The evolution of coaching and mentoring within organisations: Part 2

mentoring within organisations

The evolution of coaching and mentoring within organisations:  Part 2

In terms of mentoring within organisations certain mentoring relationships include a written agreement or contract that specifies the role of mentor and mentee and outlines the mentee’s learning objectives.  Once these objectives have been fulfilled, the relationship may be terminated unless a new contractual relationship is entered into.  If either party is dissatisfied with the other, the agreement can be voided and the parties may form other mentoring relationships.

While questions have been raised around formal mentoring programmes,  in contest of violating a key mentoring principle, that is, self-selection; arguing that few formal programmes have been successful.  Increasingly, such relationships form the basis of programmes that extend beyond their initial purpose of individual excellence.  Since participation in the mentoring process has grown substantially, where it comes to mentoring within organisations most are now using it in a number of ways including:


  • Advancing the interests of special groups


While in the past mentors chose protégés who looked, thought and acted as they did, new organisational mentoring initiatives are designed to assist members of select groups to rise in the organisation.  The mentor’s purpose is to assist women or members of certain other groups in upgrading their leadership skills and political savvy to enable them to move into managerial positions.

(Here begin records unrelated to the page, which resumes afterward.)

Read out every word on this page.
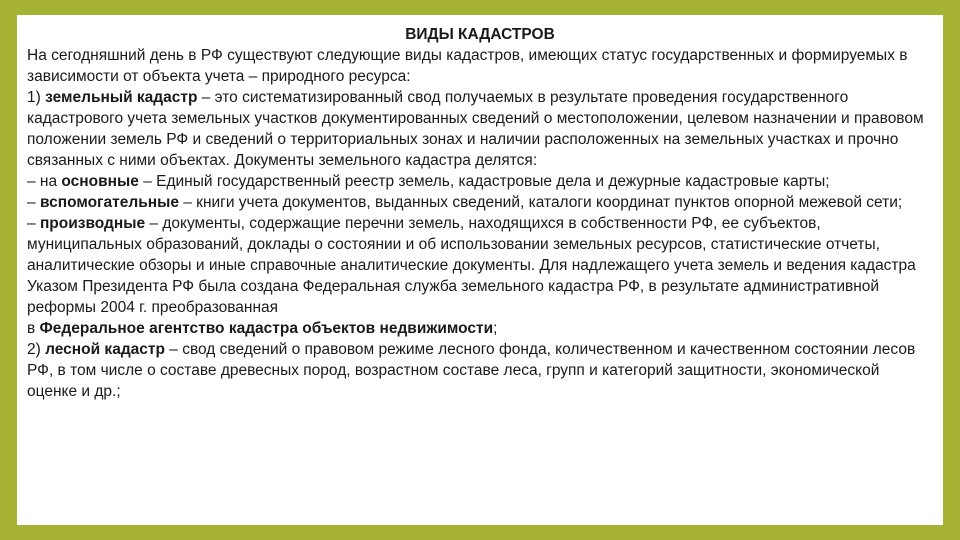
ВИДЫ КАДАСТРОВ

На сегодняшний день в РФ существуют следующие виды кадастров, имеющих статус государственных и формируемых в зависимости от объекта учета – природного ресурса:

1) земельный кадастр – это систематизированный свод получаемых в результате проведения государственного кадастрового учета земельных участков документированных сведений о местоположении, целевом назначении и правовом положении земель РФ и сведений о территориальных зонах и наличии расположенных на земельных участках и прочно связанных с ними объектах. Документы земельного кадастра делятся:

– на основные – Единый государственный реестр земель, кадастровые дела и дежурные кадастровые карты;

– вспомогательные – книги учета документов, выданных сведений, каталоги координат пунктов опорной межевой сети;

– производные – документы, содержащие перечни земель, находящихся в собственности РФ, ее субъектов, муниципальных образований, доклады о состоянии и об использовании земельных ресурсов, статистические отчеты, аналитические обзоры и иные справочные аналитические документы. Для надлежащего учета земель и ведения кадастра Указом Президента РФ была создана Федеральная служба земельного кадастра РФ, в результате административной реформы 2004 г. преобразованная

в Федеральное агентство кадастра объектов недвижимости;

2) лесной кадастр – свод сведений о правовом режиме лесного фонда, количественном и качественном состоянии лесов РФ, в том числе о составе древесных пород, возрастном составе леса, групп и категорий защитности, экономической оценке и др.;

  • Sharing special skills and knowledge


Here the purpose is to encourage rapid development of company and product knowledge as well as job skills.  The loss of all of these skills is possible when a long-term employee or manager leaves the organisation in order to retire or join another company.  The worth of such knowledge became evident after companies downsized in the 1980s and early 1990s when they realised that the layoffs had resulted in significant losses in organisational memory and know-how.  Organisations with structured programmes anticipate a smoother transition following heavy staff cuts due to the economic downturn during that time.

Interestingly, mentoring relationships established for the purpose of sharing skills and knowledge have undergone a twist since technological growth has become critical to a company’s competitive advantage.  In these circumstances, rather than older, more experienced managers coaching younger employees, the reverse is now taking place.  In certain organisations young technicians are spending time with more senior managers and executives in order to make such individuals more comfortable with technology.


  • Satisfying the needs for younger employees to participate in decision making


In the past, mentoring within organisations saw young protégés as empty vessels waiting to be filled by their more experienced seniors.  There was no consideration or awareness that mentees possessed the knowledge that would benefit either the mentor or the organisation at large.  However, this is no longer the case.   The emphasis on employee participation, empowerment and team decision making has put an end to this notion.  Since not only do those being mentored seek to voice their opinions, they also request the right to do so.  Hence, organisations are training more junior employees to ensure that they participate as proactive partners in the process of departmental and organisational problem solving.


  • Supporting knowledge management


It has been found that mentoring is an effective way of bringing employees together in order to share good feelings about their work and the workplace in general.   Past tendencies to hoard knowledge, skills and know-how disappears as helping another via mentoring builds goodwill and even results in friendship.  For this reason, many organisations encourage managers to take on more than one mentee and mentees to enlist more than one mentor.  Many organisations also believe that over time mentoring can create numerous productive relationships and hence improve the quality of life in the workplace in general.


Mentoring through the ages


Stone Age: Young cave dwellers learn from their elders the techniques of how to



Ancient Greece: Young men are tutored by older males in life values – a relationship described by Homer in The Odyssey and lived by Plato and Socrates.


Middle Ages: The rise of apprenticeships and later guilds where talented young men learn from skilled artisans. These same relationships exist in the practice of medicine and religion and later in law.


Early 1900s: Beginning of psychotherapy that provides psychological theories of adult development that serve as half of the foundation of coaching as  means of adult development and growth, with Sigmund Freud’s interpretation of personal life, Alfred Adler’s growth model, Carl Jung’s belief in rites of passage, and Erik Erikson’s turning points.


Late 1950s: Field of adult development arises as an outgrowth of developmental psychology. It begins first as the study of children and adolescents then expands to include adult development – the study of normal and extraordinary growth and development of adults – and subsequent corporate investment in formal training.


Late 1980s: Renewed interest in mentoring from brain drain due to waves of downsizing and early retirements triggered by economic downturns.


1990s: Formalized programs in mentoring.


Late 1990s–Early 2000s: Corporate programs extend beyond individual excellence to achievement of corporate goals.